Vale Jim Keays. You signed your name on my left wrist about forty years ago, and for weeks and weeks afterwards I kept it there, with the occasional touch-up to keep it legible. I don’t remember ever washing it off- perhaps the summer spelled the end of it, or perhaps it began to look so over-written that it lacked authenticity. When I heard of your death last week, I realized that though the signature has faded, my affection for you hasn’t.
You burst into my life at the Banyule High School social, held at Scots Church Hall in Burgundy Street in 1969. Looking back, it must have been the junior social because Scots Church Hall was a small, rather unprepossessing hall where I had bumbled my way through calisthenics two years previously, and it couldn’t possibly have accommodated a school social for a school nearing 1000 students.
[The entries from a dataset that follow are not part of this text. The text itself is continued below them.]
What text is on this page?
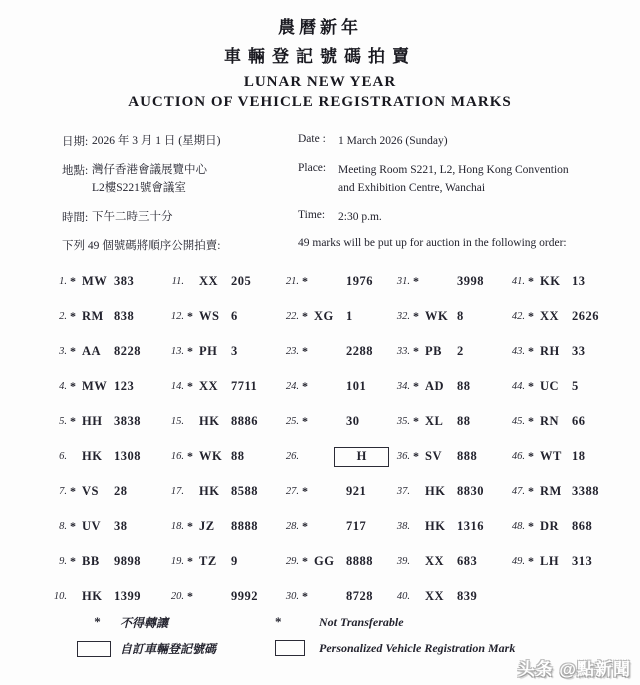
農曆新年
車輛登記號碼拍賣
LUNAR NEW YEAR
AUCTION OF VEHICLE REGISTRATION MARKS
日期: 2026 年 3 月 1 日 (星期日)	Date :	1 March 2026 (Sunday)
地點: 灣仔香港會議展覽中心
L2樓S221號會議室
Place:	Meeting Room S221, L2, Hong Kong Convention
and Exhibition Centre, Wanchai
時間: 下午二時三十分	Time:	2:30 p.m.
下列 49 個號碼將順序公開拍賣:	49 marks will be put up for auction in the following order:
1. * MW 383
2. * RM 838
3. * AA	8228
4. * MW 123
5. * HH 3838
6. HK 1308
7. * VS	28
8. * UV	38
9. * BB	9898
10. HK 1399
11. XX	205
12. * WS 6
13. * PH	3
14. * XX	7711
15. HK 8886
16. * WK 88
17. HK 8588
18. * JZ	8888
19. * TZ	9
20. *	9992
21. *	1976
22. * XG 1
23. *	2288
24. *	101
25. *	30
26.	H
27. *	921
28. *	717
29. * GG 8888
30. *	8728
31. *	3998
32. * WK 8
33. * PB	2
34. * AD	88
35. * XL	88
36. * SV	888
37. HK 8830
38. HK 1316
39. XX	683
40. XX	839
41. * KK 13
42. * XX	2626
43. * RH 33
44. * UC	5
45. * RN	66
46. * WT 18
47. * RM 3388
48. * DR	868
49. * LH	313
*	不得轉讓	*	Not Transferable
自訂車輛登記號碼	Personalized Vehicle Registration Mark
头条 @點新聞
Nor do I remember the presence of those impossibly cool 4th, 5th and 6th formers who drifted through the corridors so confidently who, had they been there, would have dominated any whole-school social event.
In your autobiography “His Master’s Voice” you described the mad rush on Friday and Saturday nights between locations at town halls and venues all over Melbourne in a manic round-robin with other bands of the day: Zoot, Town Criers, Axiom etc.. This mid-week gig wasn’t like that: you were the only act on stage and you stayed all night. You’d just released ‘5:10 Man’. And there I was, probably too shy and inhibited to dance, pressed up against the stage watching you gyrate in your skin-tight black leather outfits. In your book, you explained that you saved a fortune by not having your clothes ripped off every night. All I can think of now is that those leathers must have absolutely reeked. It was probably my first exposure to raw adult male sexuality, flaunted so provocatively.
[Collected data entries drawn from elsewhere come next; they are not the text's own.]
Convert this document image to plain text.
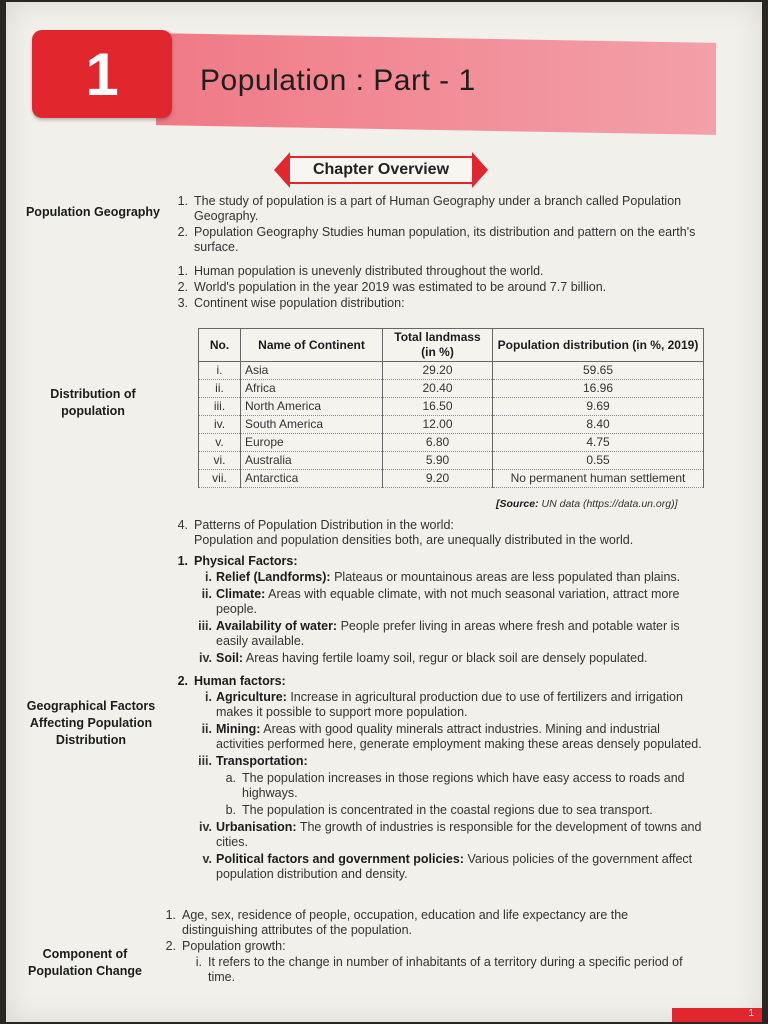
1	Population : Part - 1
Chapter Overview
Population Geography
Distribution of population
Geographical Factors Affecting Population Distribution
Component of Population Change
1. The study of population is a part of Human Geography under a branch called Population Geography.
2. Population Geography Studies human population, its distribution and pattern on the earth's surface.
1. Human population is unevenly distributed throughout the world.
2. World's population in the year 2019 was estimated to be around 7.7 billion.
3. Continent wise population distribution:
No.	Name of Continent	Total landmass (in %)	Population distribution (in %, 2019)
i.	Asia	29.20	59.65
ii.	Africa	20.40	16.96
iii.	North America	16.50	9.69
iv.	South America	12.00	8.40
v.	Europe	6.80	4.75
vi.	Australia	5.90	0.55
vii.	Antarctica	9.20	No permanent human settlement
[Source: UN data (https://data.un.org)]
4. Patterns of Population Distribution in the world:
Population and population densities both, are unequally distributed in the world.
1. Physical Factors:
i. Relief (Landforms): Plateaus or mountainous areas are less populated than plains.
ii. Climate: Areas with equable climate, with not much seasonal variation, attract more people.
iii. Availability of water: People prefer living in areas where fresh and potable water is easily available.
iv. Soil: Areas having fertile loamy soil, regur or black soil are densely populated.
2. Human factors:
i. Agriculture: Increase in agricultural production due to use of fertilizers and irrigation makes it possible to support more population.
ii. Mining: Areas with good quality minerals attract industries. Mining and industrial activities performed here, generate employment making these areas densely populated.
iii. Transportation:
a. The population increases in those regions which have easy access to roads and highways.
b. The population is concentrated in the coastal regions due to sea transport.
iv. Urbanisation: The growth of industries is responsible for the development of towns and cities.
v. Political factors and government policies: Various policies of the government affect population distribution and density.
1. Age, sex, residence of people, occupation, education and life expectancy are the distinguishing attributes of the population.
2. Population growth:
i. It refers to the change in number of inhabitants of a territory during a specific period of time.
1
And so began my Tuesday night ritual, walking around to the St James Rd shops to pick up Go Set to find out where your songs were on the charts and what you were up to this week. The St James Rd shops at that time boasted two milk-bars (the ‘top’ milk-bar and the ‘bottom’ milk-bar), a wool shop, a two-aisle grocers, a butcher, a hairdresser and a fruit shop. [Today, beyond a massage centre and a closed reptile shop, it’s all just small offices.] I received 25c pocket money a week, with which I could buy Go Set for 20c and twenty Tarzan jubes at four a cent. I’d walk home slowly, reading Go-Set as I went, with its very wonky printing, manic layout and its columns by Lily Brett and Molly Meldrum. Apparently, a friend tells me, I was enraged enough to write to Molly to take him to task for attacking you- something I have no memory of at all. Occasionally there would be a colour poster, and it would join the other pictures of you that I had sticky-taped onto the inside of my wardrobe door because I wasn’t allowed to sticky-tape pictures to the wall lest I damage the pink paint.
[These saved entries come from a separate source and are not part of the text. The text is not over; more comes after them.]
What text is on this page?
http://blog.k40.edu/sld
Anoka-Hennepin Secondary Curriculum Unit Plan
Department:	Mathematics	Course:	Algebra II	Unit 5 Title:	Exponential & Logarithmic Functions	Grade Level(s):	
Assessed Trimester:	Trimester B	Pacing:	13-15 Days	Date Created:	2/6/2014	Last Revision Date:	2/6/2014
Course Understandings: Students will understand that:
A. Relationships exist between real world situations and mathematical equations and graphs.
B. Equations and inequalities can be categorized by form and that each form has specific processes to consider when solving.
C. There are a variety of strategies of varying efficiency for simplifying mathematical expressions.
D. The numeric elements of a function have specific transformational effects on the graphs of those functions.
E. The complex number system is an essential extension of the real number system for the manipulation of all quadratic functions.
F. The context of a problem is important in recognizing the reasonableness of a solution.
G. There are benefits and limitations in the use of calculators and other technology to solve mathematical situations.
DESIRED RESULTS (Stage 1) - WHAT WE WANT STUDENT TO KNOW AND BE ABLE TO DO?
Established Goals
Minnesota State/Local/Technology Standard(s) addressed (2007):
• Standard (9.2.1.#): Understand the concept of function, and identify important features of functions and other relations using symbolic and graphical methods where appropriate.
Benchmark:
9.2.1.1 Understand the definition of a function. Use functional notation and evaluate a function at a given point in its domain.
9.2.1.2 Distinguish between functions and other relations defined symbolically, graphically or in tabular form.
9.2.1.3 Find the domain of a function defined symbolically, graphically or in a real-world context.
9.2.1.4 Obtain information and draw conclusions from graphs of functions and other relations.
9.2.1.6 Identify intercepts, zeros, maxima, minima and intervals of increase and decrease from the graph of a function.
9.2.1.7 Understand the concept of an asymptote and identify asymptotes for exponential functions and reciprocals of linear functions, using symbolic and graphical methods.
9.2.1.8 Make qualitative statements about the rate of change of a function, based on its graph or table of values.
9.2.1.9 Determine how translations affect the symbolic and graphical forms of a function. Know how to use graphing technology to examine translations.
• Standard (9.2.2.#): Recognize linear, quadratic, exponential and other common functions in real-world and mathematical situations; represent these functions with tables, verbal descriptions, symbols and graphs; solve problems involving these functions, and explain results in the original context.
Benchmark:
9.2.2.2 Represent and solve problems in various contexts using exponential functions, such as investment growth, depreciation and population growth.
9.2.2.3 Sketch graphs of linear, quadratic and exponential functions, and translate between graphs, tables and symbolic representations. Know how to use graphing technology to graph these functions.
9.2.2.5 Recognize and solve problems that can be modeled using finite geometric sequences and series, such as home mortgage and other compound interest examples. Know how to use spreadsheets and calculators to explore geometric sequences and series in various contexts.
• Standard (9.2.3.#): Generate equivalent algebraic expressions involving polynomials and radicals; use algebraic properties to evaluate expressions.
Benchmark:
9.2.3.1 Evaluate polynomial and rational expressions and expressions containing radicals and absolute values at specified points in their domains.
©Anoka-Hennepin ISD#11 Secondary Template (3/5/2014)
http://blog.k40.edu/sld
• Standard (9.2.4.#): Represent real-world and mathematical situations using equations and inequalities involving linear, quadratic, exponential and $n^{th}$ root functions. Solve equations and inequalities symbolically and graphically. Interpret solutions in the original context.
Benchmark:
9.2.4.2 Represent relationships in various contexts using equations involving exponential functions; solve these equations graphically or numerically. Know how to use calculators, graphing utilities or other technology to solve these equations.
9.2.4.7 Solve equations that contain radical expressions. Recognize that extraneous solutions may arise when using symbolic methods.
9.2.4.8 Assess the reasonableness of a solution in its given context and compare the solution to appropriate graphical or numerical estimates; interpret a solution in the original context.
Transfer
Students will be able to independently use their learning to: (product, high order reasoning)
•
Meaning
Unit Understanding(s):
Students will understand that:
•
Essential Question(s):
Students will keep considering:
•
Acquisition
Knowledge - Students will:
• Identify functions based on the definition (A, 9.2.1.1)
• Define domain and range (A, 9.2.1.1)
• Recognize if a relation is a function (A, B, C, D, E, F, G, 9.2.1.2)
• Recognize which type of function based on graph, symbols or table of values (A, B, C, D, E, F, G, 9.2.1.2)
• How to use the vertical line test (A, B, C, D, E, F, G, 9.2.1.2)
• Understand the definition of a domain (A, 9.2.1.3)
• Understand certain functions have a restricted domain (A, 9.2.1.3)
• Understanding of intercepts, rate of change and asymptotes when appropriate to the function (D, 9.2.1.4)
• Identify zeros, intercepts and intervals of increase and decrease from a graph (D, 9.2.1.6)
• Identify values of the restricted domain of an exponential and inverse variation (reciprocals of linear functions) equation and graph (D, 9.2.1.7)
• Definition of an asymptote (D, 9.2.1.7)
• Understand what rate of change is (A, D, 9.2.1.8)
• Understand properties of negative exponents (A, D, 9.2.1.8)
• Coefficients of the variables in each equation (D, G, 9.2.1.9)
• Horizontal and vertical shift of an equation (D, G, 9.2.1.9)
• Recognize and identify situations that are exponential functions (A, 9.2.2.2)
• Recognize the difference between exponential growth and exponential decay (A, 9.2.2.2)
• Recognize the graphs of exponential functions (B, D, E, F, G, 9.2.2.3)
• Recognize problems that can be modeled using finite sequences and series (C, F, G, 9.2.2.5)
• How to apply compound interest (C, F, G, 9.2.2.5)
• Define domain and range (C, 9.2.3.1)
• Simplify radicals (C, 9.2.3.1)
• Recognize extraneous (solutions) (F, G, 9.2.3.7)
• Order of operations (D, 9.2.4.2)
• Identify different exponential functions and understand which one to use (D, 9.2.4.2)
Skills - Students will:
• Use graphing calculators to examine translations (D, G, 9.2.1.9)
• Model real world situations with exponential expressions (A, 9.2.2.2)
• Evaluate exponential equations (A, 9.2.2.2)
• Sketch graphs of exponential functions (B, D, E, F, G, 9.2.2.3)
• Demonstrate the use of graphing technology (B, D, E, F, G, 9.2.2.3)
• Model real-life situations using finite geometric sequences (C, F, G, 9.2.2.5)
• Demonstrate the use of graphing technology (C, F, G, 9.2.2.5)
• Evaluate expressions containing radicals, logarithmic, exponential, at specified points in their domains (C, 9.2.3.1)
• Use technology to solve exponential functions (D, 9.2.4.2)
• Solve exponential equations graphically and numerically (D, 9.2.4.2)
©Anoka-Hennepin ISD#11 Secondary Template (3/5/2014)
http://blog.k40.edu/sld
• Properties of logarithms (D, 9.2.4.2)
You’d appear on television, all decked out in your leathers, miming away to your own songs on Up-Tight and Happening 70, shambolic four-hour shows on a Saturday morning that became a much-missed feature once I got a Saturday-morning job at a hardware store.
I joined the Masters Apprentices fan-club and each afternoon arrived home from school hoping that there would be a newsletter. There rarely was, although when one finally did arrive, it was a bulky, typewritten, black-and-white roneo-d and stapled production that gave much pleasure. At one stage ‘Denise, Di and Mrs G.’ put on a function at their house in the eastern suburbs somewhere (Bayswater maybe?) and what seemed like hundreds of girls crammed into their small house, spilling out into the backyard with a fibro garage. Some time later there was another function, this time at Croydon Park, and this time I achieved my dearest wish- you kissed me (along with hundreds of other clamouring fans).
I bought your 45s as soon as they were released and eagerly awaited your L.P. Masterpiece – the first full-price ($5.95) L.P I ever purchased (having been lured until then by the K-Tel Happening Hits compilations). But I must admit that a little bit of the magic must have been fading by now. I can remember listening to the track ‘Titanic’, with the unforgettable chorus
Ti-tan- IC! Ti-tan- IC! Ti-tan- IC!
The unsinkable sank.
The sound of bubbles being blown into a glass of the water as the song faded out was a whimsical touch that even then struck me as rather ridiculous.
Then you went to England, and although Go-Set continued to report on you, you sailed out of my life. But I still always followed your career, and was delighted to re-encounter you at Melbourne Zoo as part of Cotton, Keays and Morris, and again right in my own home territory at Sills Bend, just down the street from that Scots Church gig some forty years earlier. By now you were one of the elder statesmen of the 1970s rock scene, and performing in combination with Darryl Cotton (now also deceased) and Russell Morris (who just keeps getting better and better), I think that I was more appreciative of your talent than I ever was at the time. You’ve been ill for a number of years, but still rocking on, almost right to the end. You recently described your music as ‘garage punk’ and I look back at myself in wonder that I could ever have enjoyed such a genre.
So, thank you Jim Keays. My fourteen-year-old self adored you; my fifty-something self admires you, and we both regret your passing.